The evidence has been piling up since a serving Met police officer, PC Wayne Couzens — a man known to colleagues as “the rapist” — raped and murdered Sarah Everard in March last year. The latest exhibit is the interim Casey report, which was published earlier this week and exposed a culture within the Metropolitan police in which misogyny and racism go unpunished. (Black women are more likely to be sexually assaulted than white or Asian women.)
It described how officers facing multiple accusations by colleagues, including sexual touching and assault, have been allowed to remain on the force. In one of the Met’s twelve basic command units, 47 per cent of female employees who responded to a survey said they had experienced sexism and misogyny in the last six months. One female employee recalled “being told that if you fell asleep on a night shift, then you couldn’t claim that there was no consent to unwanted sexual touching”.

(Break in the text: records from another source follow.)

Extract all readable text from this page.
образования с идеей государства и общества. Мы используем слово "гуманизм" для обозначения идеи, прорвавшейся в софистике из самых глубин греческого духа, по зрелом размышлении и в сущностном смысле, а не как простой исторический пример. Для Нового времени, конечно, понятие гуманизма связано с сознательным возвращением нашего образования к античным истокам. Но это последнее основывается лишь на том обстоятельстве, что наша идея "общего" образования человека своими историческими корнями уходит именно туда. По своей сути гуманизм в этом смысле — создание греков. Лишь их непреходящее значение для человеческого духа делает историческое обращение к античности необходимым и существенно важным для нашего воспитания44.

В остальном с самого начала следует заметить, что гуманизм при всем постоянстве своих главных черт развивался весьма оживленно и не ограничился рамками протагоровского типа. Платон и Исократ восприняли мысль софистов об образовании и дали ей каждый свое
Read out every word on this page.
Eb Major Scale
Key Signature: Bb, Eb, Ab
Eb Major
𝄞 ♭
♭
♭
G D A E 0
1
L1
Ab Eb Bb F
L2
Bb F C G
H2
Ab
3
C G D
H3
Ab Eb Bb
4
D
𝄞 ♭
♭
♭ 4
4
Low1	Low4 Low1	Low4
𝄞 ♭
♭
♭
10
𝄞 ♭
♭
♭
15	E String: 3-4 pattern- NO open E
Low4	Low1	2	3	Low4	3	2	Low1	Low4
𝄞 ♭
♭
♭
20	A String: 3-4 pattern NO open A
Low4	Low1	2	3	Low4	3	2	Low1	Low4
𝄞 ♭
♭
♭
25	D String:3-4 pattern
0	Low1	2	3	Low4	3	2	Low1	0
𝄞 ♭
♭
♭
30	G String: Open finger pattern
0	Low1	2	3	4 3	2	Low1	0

They had interviewed the killer nine times without realising it
The new Commissioner, Sir Mark Rowley, said he was moved to tears when he read the report. But not one word of it should have come as a shock. In December 2021, two Met officers were jailed after taking photos of the bodies of two sisters, Nicole Smallman and Bibaa Henry, who had been stabbed to death in a north London park. The officers shared the pictures in a WhatsApp group, where they callously described the sisters as “dead birds”. In February this year, the report of Operation Hotton revealed a culture of unbridled misogyny and racism at Charing Cross police station in central London, including officers joking about hitting and raping women. The report described a workplace in which misogynist, racist and homophobic language appeared to have been normalised, a scandal that contributed to the hasty departure of Rowley’s predecessor, Dame Cressida Dick.
When are people going to join the dots? For years, ministers have bewailed the collapsing conviction rate in rape cases and ordered one inquiry after another. Reports are published, promises are made, but the one thing they don’t do is ask a basic question: who is investigating serious sexual assaults and are they up to the job? Early in my career, when I covered the Yorkshire Ripper murders, it struck me that some of the detectives trying to catch the killer shared his misogyny. They cracked jokes about the dead women, and a senior officer on the West Yorkshire force publicly expressed his contempt for prostituted women. Close to despair, I asked myself how they could possibly carry out an effective investigation when they had such vile attitudes towards women. It later emerged that they had interviewed the killer, Peter Sutcliffe, on nine occasions without realising they had him in their grasp. He was eventually arrested for a traffic offence by another force.
Why have senior police officers tolerated a toxic culture?
Now we know that misogyny and racism are rife at the Met, how can we expect allegations of sexual and domestic violence to be thoroughly investigated? No doubt there are some decent, dedicated officers on the force, but Rowley admitted this week that “hundreds” need to be sacked. Let’s be clear about what that means: as things stand, a woman reporting a rape could be interviewed by an officer who, unknown to her, makes rape jokes with his colleagues and thinks victims “ask for it”. When so few sexist and racist officers are thrown off the force, it is possible that vulnerable women are having to put their trust in men who share the world view of sexual predators.
The Met was already in special measures, along with five other forces, before this week’s revelations. A seventh has just been added, after Devon and Cornwall police were accused of failing to manage violent and sexual offenders, potentially putting vulnerable women at risk of being targeted again. In another widely-publicised case, in January last year, three officers were dismissed from the Hampshire force after making a barrage of racist and sexist remarks, including calling women “sluts” and “whores”. Two retired officers from the same unit were told they would have been sacked if they were still serving.
Police and prosecutors have long been accused of applying unduly harsh standards to victims when deciding whether a case should go to trial. Interrogating women’s behaviour is standard: why did she wear that dress, why did she take that shortcut? After everything that’s emerged since the murder of Ms Everard, however, it is the criminal justice system that has questions to answer. Why have senior police officers tolerated a toxic culture of misogyny and racism among their employees? Why has it taken them so long to act? Most pressing of all, have pejorative attitudes towards women allowed thousands of sexual predators to go free? The answer is almost certainly yes. This must be addressed if the criminal justice system is to be made fit for purpose.